Certain of the themes of Animal Farm are echoed in Nineteen Eighty-Four, but it is not a political novel. It is not a forecast of the way in which a particular regime may develop; it is, as Orwell wrote to his publisher, a parody of the “intellectual consequences of totalitarianism’, and, to some extent, this parodying aspect of the book attenuates its pessimism. In the same way as we speak of “black humour’ we might describe it as “black burlesque’. There is nothing to laugh at about the picture of the world presented to us in Nineteen Eighty-Four, but the prevailing feeling we have when reading it is not one of terror. One can even see in it glimpses of optimism.
“If there is hope, wrote Winston, it lies in the proles (proletariat) (. . .) The future belonged to the proles. And could he be sure that when their time came the world they constructed would not be just as alien to him, Winston Smith, as the world of the Party? Yes, because at least it would be a world of sanity. Where there is equality there can be sanity. Sooner or later it would happen, strength would change into consciousness. The proles were immortal (. . .).’
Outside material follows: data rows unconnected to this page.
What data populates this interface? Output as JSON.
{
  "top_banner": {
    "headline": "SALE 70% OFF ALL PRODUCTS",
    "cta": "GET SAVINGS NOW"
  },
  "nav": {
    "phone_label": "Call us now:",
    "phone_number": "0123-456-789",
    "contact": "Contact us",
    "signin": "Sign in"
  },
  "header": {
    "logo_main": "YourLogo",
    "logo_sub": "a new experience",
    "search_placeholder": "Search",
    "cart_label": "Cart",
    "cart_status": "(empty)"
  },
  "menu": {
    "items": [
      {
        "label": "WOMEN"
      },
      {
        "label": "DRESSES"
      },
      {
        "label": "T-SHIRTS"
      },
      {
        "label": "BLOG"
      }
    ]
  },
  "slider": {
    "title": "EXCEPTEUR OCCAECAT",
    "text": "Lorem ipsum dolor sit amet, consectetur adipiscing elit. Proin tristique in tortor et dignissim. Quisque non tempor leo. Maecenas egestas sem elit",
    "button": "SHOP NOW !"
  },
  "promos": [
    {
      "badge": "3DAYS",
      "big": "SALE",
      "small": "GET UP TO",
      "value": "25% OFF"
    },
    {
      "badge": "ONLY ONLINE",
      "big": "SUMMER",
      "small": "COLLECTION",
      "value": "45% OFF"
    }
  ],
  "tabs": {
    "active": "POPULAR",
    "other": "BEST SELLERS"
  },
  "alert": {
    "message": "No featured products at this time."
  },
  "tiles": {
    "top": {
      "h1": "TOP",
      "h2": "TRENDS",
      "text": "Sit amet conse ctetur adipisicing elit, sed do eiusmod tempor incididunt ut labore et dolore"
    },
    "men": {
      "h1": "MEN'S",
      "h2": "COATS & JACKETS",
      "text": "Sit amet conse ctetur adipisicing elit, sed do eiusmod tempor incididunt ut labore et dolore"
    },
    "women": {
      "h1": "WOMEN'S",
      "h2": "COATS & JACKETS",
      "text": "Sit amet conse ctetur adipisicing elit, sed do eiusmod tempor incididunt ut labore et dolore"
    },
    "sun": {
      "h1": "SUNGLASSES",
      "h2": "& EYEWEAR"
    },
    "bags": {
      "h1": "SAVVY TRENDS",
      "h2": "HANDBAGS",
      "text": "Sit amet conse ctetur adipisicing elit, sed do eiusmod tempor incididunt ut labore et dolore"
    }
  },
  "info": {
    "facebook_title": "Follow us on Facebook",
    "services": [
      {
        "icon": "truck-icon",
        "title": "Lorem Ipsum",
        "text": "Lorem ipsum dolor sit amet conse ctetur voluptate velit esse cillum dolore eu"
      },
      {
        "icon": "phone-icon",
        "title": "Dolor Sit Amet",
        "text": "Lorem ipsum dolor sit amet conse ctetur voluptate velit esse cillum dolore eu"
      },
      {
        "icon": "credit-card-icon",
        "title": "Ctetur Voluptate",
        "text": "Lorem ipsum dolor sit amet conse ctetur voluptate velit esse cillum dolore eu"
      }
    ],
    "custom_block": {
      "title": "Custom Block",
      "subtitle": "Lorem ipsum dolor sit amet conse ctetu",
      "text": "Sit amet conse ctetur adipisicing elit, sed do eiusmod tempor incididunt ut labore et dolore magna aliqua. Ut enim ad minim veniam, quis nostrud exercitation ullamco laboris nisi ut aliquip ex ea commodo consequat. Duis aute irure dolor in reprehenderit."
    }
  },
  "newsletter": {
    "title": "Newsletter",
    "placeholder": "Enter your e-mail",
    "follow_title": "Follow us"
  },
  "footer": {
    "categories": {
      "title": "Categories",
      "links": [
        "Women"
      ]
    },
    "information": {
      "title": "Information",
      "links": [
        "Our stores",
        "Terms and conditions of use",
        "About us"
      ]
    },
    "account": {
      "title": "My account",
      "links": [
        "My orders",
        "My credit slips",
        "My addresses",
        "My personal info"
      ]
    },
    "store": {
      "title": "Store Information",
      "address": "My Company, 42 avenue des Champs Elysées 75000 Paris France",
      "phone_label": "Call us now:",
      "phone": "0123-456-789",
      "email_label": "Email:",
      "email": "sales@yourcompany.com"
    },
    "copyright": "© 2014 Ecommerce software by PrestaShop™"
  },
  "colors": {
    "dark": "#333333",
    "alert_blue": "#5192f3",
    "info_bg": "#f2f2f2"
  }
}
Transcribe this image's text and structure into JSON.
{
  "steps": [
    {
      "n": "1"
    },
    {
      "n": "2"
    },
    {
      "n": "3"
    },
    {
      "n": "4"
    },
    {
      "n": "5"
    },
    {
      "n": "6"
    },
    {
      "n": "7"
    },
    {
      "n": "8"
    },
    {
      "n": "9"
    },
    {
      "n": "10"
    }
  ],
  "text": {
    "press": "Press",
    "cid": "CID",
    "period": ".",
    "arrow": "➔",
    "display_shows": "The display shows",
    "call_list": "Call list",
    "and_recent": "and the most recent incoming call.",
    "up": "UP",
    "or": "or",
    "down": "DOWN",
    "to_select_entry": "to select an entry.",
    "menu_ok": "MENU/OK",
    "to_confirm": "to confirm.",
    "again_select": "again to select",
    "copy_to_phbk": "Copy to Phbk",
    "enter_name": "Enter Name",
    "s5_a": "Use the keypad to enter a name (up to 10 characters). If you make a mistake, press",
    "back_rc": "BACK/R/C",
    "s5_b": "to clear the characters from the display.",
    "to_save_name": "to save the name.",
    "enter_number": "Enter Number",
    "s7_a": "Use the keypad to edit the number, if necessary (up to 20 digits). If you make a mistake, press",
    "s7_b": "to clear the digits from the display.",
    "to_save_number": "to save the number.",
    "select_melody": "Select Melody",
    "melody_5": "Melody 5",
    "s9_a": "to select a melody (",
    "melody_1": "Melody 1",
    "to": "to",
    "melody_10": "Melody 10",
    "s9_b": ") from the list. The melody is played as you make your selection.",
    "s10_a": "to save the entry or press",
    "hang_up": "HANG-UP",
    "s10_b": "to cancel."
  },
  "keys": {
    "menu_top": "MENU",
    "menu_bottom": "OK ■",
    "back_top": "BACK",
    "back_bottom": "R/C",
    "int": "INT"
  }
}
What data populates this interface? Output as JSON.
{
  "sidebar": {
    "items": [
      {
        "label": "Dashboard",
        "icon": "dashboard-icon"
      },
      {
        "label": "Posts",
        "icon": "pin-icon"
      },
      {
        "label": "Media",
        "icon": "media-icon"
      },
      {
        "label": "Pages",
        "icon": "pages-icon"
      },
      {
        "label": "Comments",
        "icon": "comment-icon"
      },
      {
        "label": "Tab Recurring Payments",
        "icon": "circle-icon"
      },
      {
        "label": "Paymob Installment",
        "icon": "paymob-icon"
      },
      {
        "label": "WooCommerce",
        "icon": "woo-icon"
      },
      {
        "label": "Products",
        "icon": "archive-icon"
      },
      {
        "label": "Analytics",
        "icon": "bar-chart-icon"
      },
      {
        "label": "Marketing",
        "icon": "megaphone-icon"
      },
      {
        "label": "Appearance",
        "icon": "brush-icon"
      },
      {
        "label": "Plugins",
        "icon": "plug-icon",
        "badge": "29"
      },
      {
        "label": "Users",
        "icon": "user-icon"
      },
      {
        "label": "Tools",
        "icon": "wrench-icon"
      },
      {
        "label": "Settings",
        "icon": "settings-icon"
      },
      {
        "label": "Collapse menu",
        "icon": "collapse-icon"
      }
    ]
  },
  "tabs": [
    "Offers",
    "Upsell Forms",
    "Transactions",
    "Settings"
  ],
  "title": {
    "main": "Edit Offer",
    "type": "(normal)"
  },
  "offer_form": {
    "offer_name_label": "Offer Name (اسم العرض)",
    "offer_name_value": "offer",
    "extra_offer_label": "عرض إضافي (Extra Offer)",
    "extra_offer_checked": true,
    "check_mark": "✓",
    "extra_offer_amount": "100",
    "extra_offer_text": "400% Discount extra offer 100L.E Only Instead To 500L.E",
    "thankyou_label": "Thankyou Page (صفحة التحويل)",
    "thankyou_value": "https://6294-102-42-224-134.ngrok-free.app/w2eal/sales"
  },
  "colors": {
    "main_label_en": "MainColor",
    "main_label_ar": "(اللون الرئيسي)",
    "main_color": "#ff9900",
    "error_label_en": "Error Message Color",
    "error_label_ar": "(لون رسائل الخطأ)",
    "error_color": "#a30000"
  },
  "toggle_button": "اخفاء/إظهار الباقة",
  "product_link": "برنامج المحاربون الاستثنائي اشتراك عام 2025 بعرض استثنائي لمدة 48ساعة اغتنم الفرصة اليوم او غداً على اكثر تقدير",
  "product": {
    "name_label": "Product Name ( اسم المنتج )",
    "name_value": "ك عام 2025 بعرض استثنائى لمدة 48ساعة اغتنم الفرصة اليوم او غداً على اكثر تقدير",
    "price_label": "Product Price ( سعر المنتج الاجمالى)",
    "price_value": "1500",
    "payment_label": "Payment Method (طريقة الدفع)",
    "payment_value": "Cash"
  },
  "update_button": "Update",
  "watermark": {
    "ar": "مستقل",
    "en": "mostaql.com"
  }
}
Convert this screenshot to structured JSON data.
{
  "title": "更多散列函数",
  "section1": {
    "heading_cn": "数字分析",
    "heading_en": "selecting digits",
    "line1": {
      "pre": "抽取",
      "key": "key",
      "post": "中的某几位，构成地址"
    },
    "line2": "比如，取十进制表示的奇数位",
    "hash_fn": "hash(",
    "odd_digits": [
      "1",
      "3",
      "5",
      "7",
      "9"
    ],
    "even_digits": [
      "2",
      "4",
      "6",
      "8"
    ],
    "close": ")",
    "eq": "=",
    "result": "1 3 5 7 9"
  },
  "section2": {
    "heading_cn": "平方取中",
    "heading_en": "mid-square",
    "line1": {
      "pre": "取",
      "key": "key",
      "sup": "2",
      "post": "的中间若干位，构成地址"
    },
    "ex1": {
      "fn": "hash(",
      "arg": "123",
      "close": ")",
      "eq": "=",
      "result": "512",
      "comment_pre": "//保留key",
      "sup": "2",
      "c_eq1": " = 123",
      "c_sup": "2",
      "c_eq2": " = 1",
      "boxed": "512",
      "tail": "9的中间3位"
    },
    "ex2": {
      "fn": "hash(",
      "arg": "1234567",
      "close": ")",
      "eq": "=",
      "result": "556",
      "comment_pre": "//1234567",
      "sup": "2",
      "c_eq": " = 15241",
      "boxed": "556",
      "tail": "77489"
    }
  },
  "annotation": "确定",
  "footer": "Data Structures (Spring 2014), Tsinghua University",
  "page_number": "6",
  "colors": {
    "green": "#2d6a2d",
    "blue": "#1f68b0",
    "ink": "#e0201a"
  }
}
From this moment on, the lower upper middle-class socialist with such fond respect for the old English ways, looked to the proletariat as the liberating force, not without reservations, but with a intensity and a poetic power difficult to define and with all the imprecise passion of the humanitarian, progressive outpourings of the nineteenth century; thus, in evoking a possible future he becomes a utopian voice from the past. After all, we are only in 1984.
Photo: George Orwell–his real name was Eric Blair–was born at Motihari, in Bengal, on 25 June 1903. He is seen above, aged six weeks in the arms of his ayah (nursemaid).
Photo: Passport Photos, 1955, ink on paper, a composition of fingerprints by the US artist Saul Steinberg.
Photo: “In the early 20th century the vision of a future society unbelievably rich, leisured, orderly and efficient–a glittering antiseptic world of glass and steel and snow-white concrete–was part of the consciousness of nearly every literate person.’ (George Orwell in Nineteen Eighty-Four). Right, 4D Time Lock: Modified 4D Twin Tower Office Building, A-1-13, 1927. Mimeo drawing by Buckminster Fuller.
Photo: After the publication, in 1948, of his book Nineteen Eighty-Four, George Orwell wanted to make his position clear: “I do not believe that the kind of society I describe necessarily will arrive, but I believe (allowing of course for the fact that the book is a satire) that something resembling it could arrive. I believe also that totalitarian ideas have taken root in the minds of intellectuals everywhere, and I have tried to draw these ideas out to their logical consequences. The scene of the book is laid in Britain in order to emphasize that the English-speaking races are not innately better than anyone else and that totalitarianism, if not fought against, could triumph anywhere.’ Left, view of London.